Work Package 5: Mitigation measures and decision support framework for stakeholders.

Objectives

  • Identification of catchments in need for implementing mitigation measures against on-site and off-site impacts of water erosion. This includes soil loss, sedimentation, nutrient and SOC depletion on agricultural fields, as well as reduction of surface water quality and risk of flood damage due to high sediment load.
  • Cataloguing available mitigation measures against water erosion and developing a methodology for the assessment and selection of suitable mitigation measures tailored to the conditions of a given catchment by specifically addressing hydrological connectivity.
  • Development of standardised guidelines for practitioners and decision makers for implementing mitigation measures based on disruption of hydrological connectivity across the landscape. Complemented with an appraisal of their beneficial impact and implementation cost, these can be used as decision support tools.
  • Exploring the potential of translating these guidelines into legal standards/regulatory measures, e.g. through national implementations of cross-compliance (GAEC standards), Rural Development Programme actions, and technical standards (e.g.

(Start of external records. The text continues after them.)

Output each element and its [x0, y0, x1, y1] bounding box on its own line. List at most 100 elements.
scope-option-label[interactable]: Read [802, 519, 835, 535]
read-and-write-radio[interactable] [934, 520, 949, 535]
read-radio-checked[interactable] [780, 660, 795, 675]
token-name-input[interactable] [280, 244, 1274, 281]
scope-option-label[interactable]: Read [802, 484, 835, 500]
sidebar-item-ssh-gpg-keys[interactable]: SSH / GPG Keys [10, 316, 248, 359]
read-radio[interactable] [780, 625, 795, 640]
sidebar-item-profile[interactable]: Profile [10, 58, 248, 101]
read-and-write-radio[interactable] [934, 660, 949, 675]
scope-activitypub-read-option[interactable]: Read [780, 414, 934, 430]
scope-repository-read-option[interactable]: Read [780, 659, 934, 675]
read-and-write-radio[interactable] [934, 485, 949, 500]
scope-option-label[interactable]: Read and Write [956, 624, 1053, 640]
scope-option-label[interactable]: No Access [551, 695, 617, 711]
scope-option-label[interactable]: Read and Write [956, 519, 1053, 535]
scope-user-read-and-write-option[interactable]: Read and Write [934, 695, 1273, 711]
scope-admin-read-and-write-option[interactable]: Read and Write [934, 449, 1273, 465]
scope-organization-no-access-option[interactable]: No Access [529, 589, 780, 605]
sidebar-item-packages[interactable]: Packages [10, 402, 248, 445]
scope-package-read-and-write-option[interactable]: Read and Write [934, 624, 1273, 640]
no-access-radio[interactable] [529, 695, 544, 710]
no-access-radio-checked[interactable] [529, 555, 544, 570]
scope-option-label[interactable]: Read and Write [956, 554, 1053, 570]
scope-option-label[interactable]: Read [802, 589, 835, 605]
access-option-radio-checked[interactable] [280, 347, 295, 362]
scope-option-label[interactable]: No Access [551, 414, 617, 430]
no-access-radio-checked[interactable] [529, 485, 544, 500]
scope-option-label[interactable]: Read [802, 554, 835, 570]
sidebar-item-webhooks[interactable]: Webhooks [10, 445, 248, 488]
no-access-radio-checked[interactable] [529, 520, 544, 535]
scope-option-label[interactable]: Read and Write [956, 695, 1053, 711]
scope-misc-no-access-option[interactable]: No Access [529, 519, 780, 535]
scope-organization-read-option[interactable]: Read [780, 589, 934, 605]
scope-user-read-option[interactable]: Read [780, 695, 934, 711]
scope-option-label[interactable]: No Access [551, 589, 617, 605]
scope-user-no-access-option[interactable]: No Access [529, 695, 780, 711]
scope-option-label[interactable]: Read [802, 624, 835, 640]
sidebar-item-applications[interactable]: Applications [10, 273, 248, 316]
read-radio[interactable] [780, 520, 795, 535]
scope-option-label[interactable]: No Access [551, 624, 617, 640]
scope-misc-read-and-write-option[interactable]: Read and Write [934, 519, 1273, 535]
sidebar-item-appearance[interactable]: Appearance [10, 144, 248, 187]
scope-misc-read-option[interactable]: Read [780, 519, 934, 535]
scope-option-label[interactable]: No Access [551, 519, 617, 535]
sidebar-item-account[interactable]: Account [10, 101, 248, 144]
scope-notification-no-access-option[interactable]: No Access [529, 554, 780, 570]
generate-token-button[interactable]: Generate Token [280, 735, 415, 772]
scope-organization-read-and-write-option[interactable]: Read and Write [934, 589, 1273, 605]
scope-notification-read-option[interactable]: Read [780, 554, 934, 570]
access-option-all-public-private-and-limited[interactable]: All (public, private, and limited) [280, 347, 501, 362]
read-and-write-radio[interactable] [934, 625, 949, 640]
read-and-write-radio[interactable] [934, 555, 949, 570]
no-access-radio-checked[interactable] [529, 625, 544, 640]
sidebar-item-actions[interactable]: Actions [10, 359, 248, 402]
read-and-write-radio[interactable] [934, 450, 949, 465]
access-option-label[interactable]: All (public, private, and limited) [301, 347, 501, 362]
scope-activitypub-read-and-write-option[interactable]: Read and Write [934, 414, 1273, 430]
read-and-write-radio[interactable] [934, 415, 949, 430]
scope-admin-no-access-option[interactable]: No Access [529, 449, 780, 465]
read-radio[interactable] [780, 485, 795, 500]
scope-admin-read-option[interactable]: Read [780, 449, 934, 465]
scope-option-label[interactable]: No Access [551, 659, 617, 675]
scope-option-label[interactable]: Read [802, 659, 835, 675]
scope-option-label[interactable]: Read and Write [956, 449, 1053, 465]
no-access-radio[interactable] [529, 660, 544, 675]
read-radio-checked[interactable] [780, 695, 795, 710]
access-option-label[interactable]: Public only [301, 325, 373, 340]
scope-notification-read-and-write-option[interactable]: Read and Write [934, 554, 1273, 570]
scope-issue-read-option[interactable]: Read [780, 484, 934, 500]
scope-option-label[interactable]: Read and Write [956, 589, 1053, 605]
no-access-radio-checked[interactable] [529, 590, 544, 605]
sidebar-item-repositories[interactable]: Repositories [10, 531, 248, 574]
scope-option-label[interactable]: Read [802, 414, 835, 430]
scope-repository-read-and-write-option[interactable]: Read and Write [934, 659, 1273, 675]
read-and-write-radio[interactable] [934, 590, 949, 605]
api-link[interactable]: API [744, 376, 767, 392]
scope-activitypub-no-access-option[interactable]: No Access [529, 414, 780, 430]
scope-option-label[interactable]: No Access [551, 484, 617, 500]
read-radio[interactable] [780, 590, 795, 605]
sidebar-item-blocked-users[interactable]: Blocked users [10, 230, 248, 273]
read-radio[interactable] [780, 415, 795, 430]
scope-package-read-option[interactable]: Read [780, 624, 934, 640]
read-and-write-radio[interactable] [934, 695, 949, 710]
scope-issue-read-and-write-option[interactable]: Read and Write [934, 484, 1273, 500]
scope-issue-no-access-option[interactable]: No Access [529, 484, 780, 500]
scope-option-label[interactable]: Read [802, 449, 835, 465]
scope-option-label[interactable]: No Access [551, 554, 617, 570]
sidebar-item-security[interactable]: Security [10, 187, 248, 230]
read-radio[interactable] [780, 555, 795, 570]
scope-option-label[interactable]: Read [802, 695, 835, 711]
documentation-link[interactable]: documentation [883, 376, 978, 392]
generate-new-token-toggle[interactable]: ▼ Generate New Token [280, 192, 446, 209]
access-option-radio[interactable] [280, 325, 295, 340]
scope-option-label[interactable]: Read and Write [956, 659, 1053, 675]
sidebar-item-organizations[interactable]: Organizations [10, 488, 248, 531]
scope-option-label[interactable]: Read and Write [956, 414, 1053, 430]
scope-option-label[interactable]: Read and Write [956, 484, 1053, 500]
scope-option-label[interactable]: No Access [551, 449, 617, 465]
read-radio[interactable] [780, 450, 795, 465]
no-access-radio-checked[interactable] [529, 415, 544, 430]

DIN-standard in Germany).

Description of work

Based on the knowledge generated in WP3 and WP4, several agricultural catchments with unsustainable water erosion rates, as defined by Panagos et al. (2020) or regional impact assessment, will be identified across the countries participating in this WP, to cover a diverse range of social and environmental conditions. These catchments will be evaluated considering the perspective of the stakeholders responsible for implementing mitigation measures for: i) identifying suitable mitigation measures to implement (in term of technologies used and location across the landscape) to optimize reduction of on-site as well as off-site impacts of sediment and SOC fluxes through the landscape; ii) evaluate the social and economic barriers for their implementation. These strategies will emphasize both field-scale measures to reduce on-site damages and actions at the catchment scale to minimise hydrological and sediment connectivity and thus off-site damages. The latter include sediment, nutrient and SOC inputs to watercourses as well as muddy floods threatening infrastructure and nature conservation areas. The selection of the most appropriate mitigation strategies, among those identified by WP1 and appraised by WP3 and 4, will be based on participatory evaluation methods that consider technical and economic aspects as well as social acceptance tailored to different local conditions (e.g., climate, soils, crops, farm size and productivity). With this, a standardised framework for regionally adapted guidelines is developed that support model users, practitioners and decision makers across member states. Furthermore, WP5 will highlight pitfalls and backlogs of existing EU and national policies and present potential solutions to translate our proposed guidelines into regulatory and technical standards.